La Bretagne serait-elle à vendre à la découpe ?

La Bretagne serait-elle à vendre à la découpe ?

Ma plage n’est pas à vendre !

Vendre tout ?
La pression de la finance privée se fait de plus en plus précise. En Bretagne comme ailleurs en Europe occidentale.
D’un côté, et parmi les entreprises du CAC40 il y a le groupe Véolia. Des milliards d’euros de chiffres d’affaires et des dizaines de milliers de salariés dans le monde entier.
De l’autre côté il y a l’état français. A moins que ce ne soit du même côté finalement !
Et ces deux-là sont un peu … comment dire, cul et chemise. Mais on ne sait pas qui fait la chemise !
Et c’est l’état central siégeant à Paris qui est propriétaire du domaine maritime breton.
Et pour faire du fric, avec tout et n’importe quoi, le cul et la chemise s’entendent à merveille.
L’état central vend des portions de notre sous-sol de Bretagne à une compagnie minière australienne pour extraire des minerais et des métaux précieux. Alors pourquoi ne pas continuer ?

Maintenant, ils vont plus loin, encore plus loin …

L’état vient de concéder à Véolia plus de cinq kilomètres de plage de la Baule en Loire Atlantique, dans le sud de la Bretagne. Les procédures ont bien entendu été respectées. Un appel d’offre a été lancé fin 2016, et au final, il ne s’est trouvé qu’une seule société en course, Véolia. Ce monde est décidément bien fait. La chemise et …
Pour les douze prochaines années, ces cinq kilomètres de plage bretonne vont être « exploitées » au sens le plus mercantile du terme, par une société privée. Entrée privée donc et tarif non concurrentiel affiché : sans doute dix euros le parasol à la journée, plus cinq euros le fauteuil. Pique nique familial interdit. Raison invocable : nuisance olfactive et pollution du sable. Raison vraie : si tu veux manger c’est dix euros le sandwich au stand Véolia. Sandwich certifié sans odeur et emballage non polluant, celui-là.
Actuellement plusieurs restaurateurs exercent sur ces cinq kilomètres de plage bretonne. A terme, ils devront certainement plier bagages pour laisser place au monopole du concessionnaire.

vendre

Plage privée standardisée

Environnement standardisé.

Jusqu’à maintenant, en Bretagne, aucune plage ne ressemble à une autre.
Avec la concession privative de nos plages jusqu’à présent publiques, celles-ci commenceront à toutes se ressembler. Parasols, fauteuils et bains de soleil en rang d’oignons. Une seule ligne, une seule couleur. Des emplacements tous strictement identiques, tous numérotés.
Est-ce bien cela que nous voulons voir sur nos plages de Bretagne ?
Les entreprises privées existent pour créer de la richesse. Pour leurs personnels comme pour leur actionnaires. Mais elles ne doivent pas le faire à n’importe quelles conditions. Nous proposer un produit est une chose, nous contraindre à l’acheter en est une autre. Et privatiser une plage jusqu’alors publique est une contrainte. Inacceptable.

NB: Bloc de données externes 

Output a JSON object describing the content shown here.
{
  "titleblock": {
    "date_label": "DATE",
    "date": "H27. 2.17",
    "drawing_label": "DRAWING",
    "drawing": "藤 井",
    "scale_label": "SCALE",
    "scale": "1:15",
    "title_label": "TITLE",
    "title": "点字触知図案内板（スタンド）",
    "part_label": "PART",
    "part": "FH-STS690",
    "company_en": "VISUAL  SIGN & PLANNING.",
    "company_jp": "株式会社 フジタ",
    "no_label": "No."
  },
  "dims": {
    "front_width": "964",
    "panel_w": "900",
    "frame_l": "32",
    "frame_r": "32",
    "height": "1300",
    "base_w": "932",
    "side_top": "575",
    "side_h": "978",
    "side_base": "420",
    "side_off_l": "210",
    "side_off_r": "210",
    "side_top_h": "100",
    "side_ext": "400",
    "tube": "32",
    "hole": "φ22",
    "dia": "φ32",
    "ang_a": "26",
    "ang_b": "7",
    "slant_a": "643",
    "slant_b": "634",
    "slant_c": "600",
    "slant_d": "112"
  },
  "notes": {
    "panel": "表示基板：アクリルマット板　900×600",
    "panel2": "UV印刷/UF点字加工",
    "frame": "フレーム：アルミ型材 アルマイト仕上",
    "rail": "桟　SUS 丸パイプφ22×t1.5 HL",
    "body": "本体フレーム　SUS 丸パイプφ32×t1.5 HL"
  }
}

C’est la première fois qu’une plage est ainsi privatisée en Bretagne.

D’autres pays connaissent déjà ce phénomène, en particulier méditerranéens comme l’Italie, la France ou l’Espagne. Il s’agit donc d’un précédent en Bretagne et nous pouvons craindre que ce mal progresse le long de nos côtes.

C’est très simple en fait. Si nous laissons faire, dans quelques années, vous devrez payer pour vous rendre sur votre plage familiale préférée. Ils continueront par les plages les plus fréquentées et donc les plus rémunératrices. Sans doute vers Saint Malo. Et ces marchands du temple ne s’arrêteront sûrement pas là ?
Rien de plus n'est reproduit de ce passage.